FINANZIAMENTI EUROPEI – «Il Consiglio europeo ha ribadito anche oggi l’invito alla Banca europea per gli investimenti (Bei) di dare supporto per la realizzazione di infrastrutture, la copertura e le garanzie anche per la gestione dei crediti erogati dalle banche per progetti di singole imprese. All’Italia dovrebbe toccare una grossa fetta dei finanziamenti che il Consiglio europeo ha chiesto alla Banca europea degli investimenti di stanziare per le infrastrutture nei Paesi dell’Ue. L’invito che abbiamo dato alla Bei per sostenere le infrastrutture porterà ad una cifra complessiva di 30-40 miliardi, dei quali all’Italia calcoliamo che arrivi il 15-20%», ha spiegato il presidente del Consiglio.

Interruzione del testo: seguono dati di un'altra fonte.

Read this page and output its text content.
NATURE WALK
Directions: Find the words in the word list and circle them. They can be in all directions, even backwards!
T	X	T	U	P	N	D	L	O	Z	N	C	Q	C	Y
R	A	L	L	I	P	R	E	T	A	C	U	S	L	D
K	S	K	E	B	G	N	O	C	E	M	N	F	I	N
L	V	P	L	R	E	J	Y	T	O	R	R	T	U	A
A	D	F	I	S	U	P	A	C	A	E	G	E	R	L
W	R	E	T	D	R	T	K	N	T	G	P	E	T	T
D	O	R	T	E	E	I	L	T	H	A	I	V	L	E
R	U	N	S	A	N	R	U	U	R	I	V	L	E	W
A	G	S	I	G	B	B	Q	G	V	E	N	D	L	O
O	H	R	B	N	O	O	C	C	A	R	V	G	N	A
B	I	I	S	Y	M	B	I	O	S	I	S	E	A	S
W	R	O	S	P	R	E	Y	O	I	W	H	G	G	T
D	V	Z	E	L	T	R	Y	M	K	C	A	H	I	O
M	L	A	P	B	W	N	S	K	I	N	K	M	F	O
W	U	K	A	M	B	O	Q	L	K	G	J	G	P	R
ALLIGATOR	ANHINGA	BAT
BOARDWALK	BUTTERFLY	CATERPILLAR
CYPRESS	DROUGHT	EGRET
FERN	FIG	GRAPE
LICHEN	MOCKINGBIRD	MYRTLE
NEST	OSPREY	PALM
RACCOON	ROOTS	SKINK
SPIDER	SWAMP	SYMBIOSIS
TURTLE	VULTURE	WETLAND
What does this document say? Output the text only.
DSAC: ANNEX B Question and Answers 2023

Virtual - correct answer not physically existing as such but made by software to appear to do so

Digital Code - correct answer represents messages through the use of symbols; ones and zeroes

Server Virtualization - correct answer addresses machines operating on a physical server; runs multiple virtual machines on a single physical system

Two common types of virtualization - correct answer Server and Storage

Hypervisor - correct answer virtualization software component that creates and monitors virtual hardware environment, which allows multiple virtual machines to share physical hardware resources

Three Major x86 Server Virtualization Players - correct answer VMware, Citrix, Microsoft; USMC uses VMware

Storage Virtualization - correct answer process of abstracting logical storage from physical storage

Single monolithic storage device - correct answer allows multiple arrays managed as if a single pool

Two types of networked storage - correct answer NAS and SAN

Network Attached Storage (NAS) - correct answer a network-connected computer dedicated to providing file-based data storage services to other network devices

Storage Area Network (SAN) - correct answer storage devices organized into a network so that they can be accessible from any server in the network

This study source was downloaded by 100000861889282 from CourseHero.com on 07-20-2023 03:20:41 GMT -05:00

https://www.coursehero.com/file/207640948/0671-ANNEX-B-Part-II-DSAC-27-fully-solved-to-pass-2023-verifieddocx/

TREMONTI – «La crisi finanziaria è stata contenuta da misure Usa e Ue» ha spiegato il ministro dell’Economia Giulio Tremonti. Per Tremonti, l’andamento negativo delle Borse «riflette le preoccupazioni per l’economia reale» e non quella per le istituzioni finanziarie. A margine del Consiglio Ue, Tremonti ha spiegato: «Quel tipo di crisi devastante si può ragionevolmente dire sia stata contenuta. Resta sull’impatto sull’economia reale e sulla produzione industriale. E’ in atto in tutto il mondo ed è atteso in molti effetti. Noi crediamo che la crisi finanziaria sia stata gestita e contenuta in modo efficace in Europa».